In Book XII of The Odyssey, Helios (or Hyperion), the sun-god, says this to Zeus (or Jove):
'Father Jove, and all you other gods who live in everlasting bliss, I must have vengeance on the crew of Ulysses' ship: they have had the insolence to kill my cows, which were the one thing I loved to look upon, whether I was going up heaven or down again. If they do not square accounts with me about my cows, I will go down to Hades and shine there among the dead.'
Zeus (Jove) responds:
"'Sun,' said Jove, 'go on shining upon us gods and upon mankind over the fruitful earth. I will shiver their ship into little pieces with a bolt of white lightning as soon as they get out to sea.'
So says Enotes:
Helius’ daughters, who herded the god’s flocks, informed their father of the outrage done to his creatures. Helius, in turn, demanded that Zeus punish the perpetrators; if the men were not punished, Helius would turn his rays away from the world and into Hades’ realm.
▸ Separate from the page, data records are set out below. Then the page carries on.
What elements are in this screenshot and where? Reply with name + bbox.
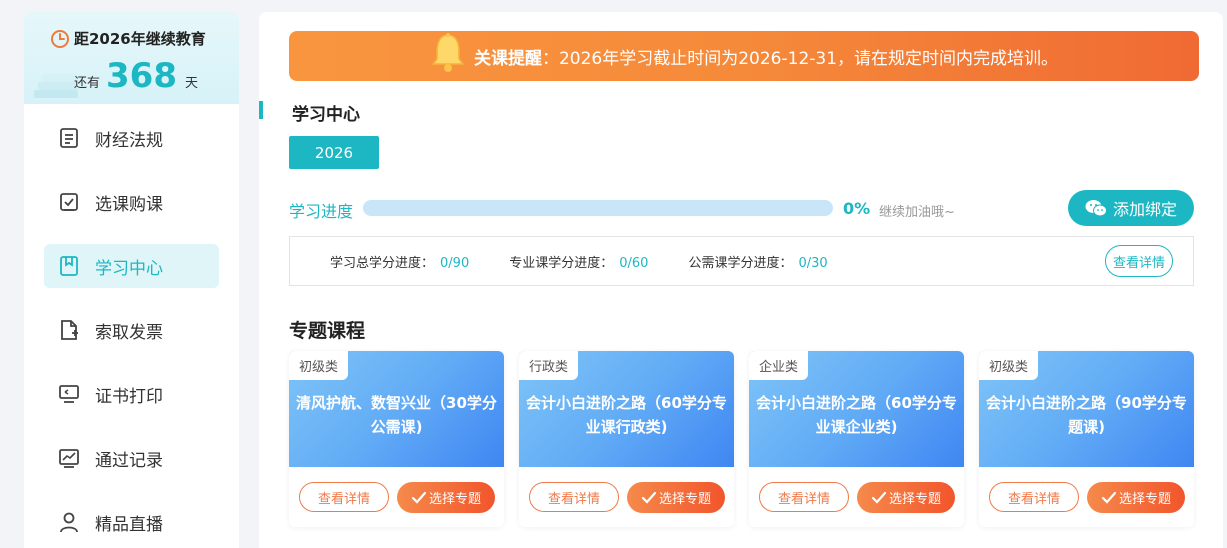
topic-card-cover[interactable]: 初级类 清风护航、数智兴业（30学分公需课): [289, 351, 504, 467]
sidebar-item-regulations[interactable]: 财经法规: [44, 116, 219, 160]
check-icon: [641, 491, 657, 504]
topic-card-actions: 查看详情 选择专题: [529, 482, 725, 513]
section-title: 学习中心: [292, 105, 360, 125]
progress-tip: 继续加油哦~: [879, 205, 955, 220]
sidebar: 距2026年继续教育 还有 368 天 财经法规 选课购课 学习中心 索取发票 …: [24, 12, 239, 548]
topic-card: 企业类 会计小白进阶之路（60学分专业课企业类) 查看详情 选择专题: [749, 351, 964, 527]
monitor-icon: [58, 383, 80, 405]
checkbox-icon: [58, 191, 80, 213]
countdown-prefix: 还有: [74, 76, 101, 91]
credit-public-label: 公需课学分进度：: [688, 255, 793, 271]
select-topic-button[interactable]: 选择专题: [397, 482, 495, 513]
topic-card-tag: 初级类: [979, 351, 1039, 380]
topic-card-title: 会计小白进阶之路（60学分专业课企业类): [756, 394, 957, 436]
topic-card-actions: 查看详情 选择专题: [759, 482, 955, 513]
year-tab-2026[interactable]: 2026: [289, 136, 379, 169]
progress-bar: [363, 200, 833, 216]
progress-percent: 0%: [843, 199, 871, 218]
credit-professional-label: 专业课学分进度：: [509, 255, 614, 271]
view-detail-button[interactable]: 查看详情: [759, 482, 849, 512]
sidebar-item-label: 财经法规: [95, 130, 163, 151]
topic-card-cover[interactable]: 初级类 会计小白进阶之路（90学分专题课): [979, 351, 1194, 467]
select-topic-label: 选择专题: [888, 492, 941, 507]
sidebar-item-label: 索取发票: [95, 322, 163, 343]
select-topic-button[interactable]: 选择专题: [857, 482, 955, 513]
topics-title: 专题课程: [289, 320, 366, 342]
check-icon: [1101, 491, 1117, 504]
topic-card: 行政类 会计小白进阶之路（60学分专业课行政类) 查看详情 选择专题: [519, 351, 734, 527]
select-topic-button[interactable]: 选择专题: [627, 482, 725, 513]
credit-total-value: 0/90: [440, 255, 470, 271]
sidebar-item-records[interactable]: 通过记录: [44, 436, 219, 480]
credit-total: 学习总学分进度： 0/90: [330, 252, 469, 271]
notice-bold-label: 关课提醒: [473, 48, 542, 69]
sidebar-item-label: 证书打印: [95, 386, 163, 407]
chart-icon: [58, 447, 80, 469]
countdown-panel: 距2026年继续教育 还有 368 天: [24, 12, 239, 104]
countdown-title-text: 距2026年继续教育: [74, 30, 206, 48]
topic-card-tag: 行政类: [519, 351, 579, 380]
credit-professional: 专业课学分进度： 0/60: [509, 252, 648, 271]
credit-summary: 学习总学分进度： 0/90 专业课学分进度： 0/60 公需课学分进度： 0/30 查…: [289, 236, 1194, 286]
sidebar-item-invoice[interactable]: 索取发票: [44, 308, 219, 352]
invoice-add-icon: [58, 319, 80, 341]
select-topic-button[interactable]: 选择专题: [1087, 482, 1185, 513]
select-topic-label: 选择专题: [658, 492, 711, 507]
view-detail-button[interactable]: 查看详情: [299, 482, 389, 512]
sidebar-item-course-select[interactable]: 选课购课: [44, 180, 219, 224]
sidebar-item-label: 学习中心: [95, 258, 163, 279]
topic-card-title: 会计小白进阶之路（90学分专题课): [986, 394, 1187, 436]
sidebar-item-label: 通过记录: [95, 450, 163, 471]
topic-card-cover[interactable]: 行政类 会计小白进阶之路（60学分专业课行政类): [519, 351, 734, 467]
wechat-icon: [1085, 200, 1107, 217]
clock-icon: [51, 29, 69, 48]
credit-detail-button[interactable]: 查看详情: [1105, 245, 1173, 277]
credit-total-label: 学习总学分进度：: [330, 255, 435, 271]
sidebar-item-certificate[interactable]: 证书打印: [44, 372, 219, 416]
sidebar-item-live[interactable]: 精品直播: [44, 500, 219, 544]
topic-card-cover[interactable]: 企业类 会计小白进阶之路（60学分专业课企业类): [749, 351, 964, 467]
topic-card-tag: 企业类: [749, 351, 809, 380]
document-icon: [58, 127, 80, 149]
notice-text: ：2026年学习截止时间为2026-12-31，请在规定时间内完成培训。: [541, 48, 1059, 69]
add-binding-label: 添加绑定: [1112, 200, 1177, 219]
sidebar-item-label: 精品直播: [95, 514, 163, 535]
topic-card-actions: 查看详情 选择专题: [989, 482, 1185, 513]
topic-card-actions: 查看详情 选择专题: [299, 482, 495, 513]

Zeus, fearing his threat, agreed to chastise the wrongdoers.
And so, Zeus sent several thunderbolts which destroyed the ship and tossed Odysseus and crew into the sea.
So, the sun-god demands vengeance, a major theme of the epic. Polyphemus also summons another god, Poseidon--his father--to take revenge on Odyssues for blind him. The second part of The Odyssey will deal with Odysseus' revenge against the suitors.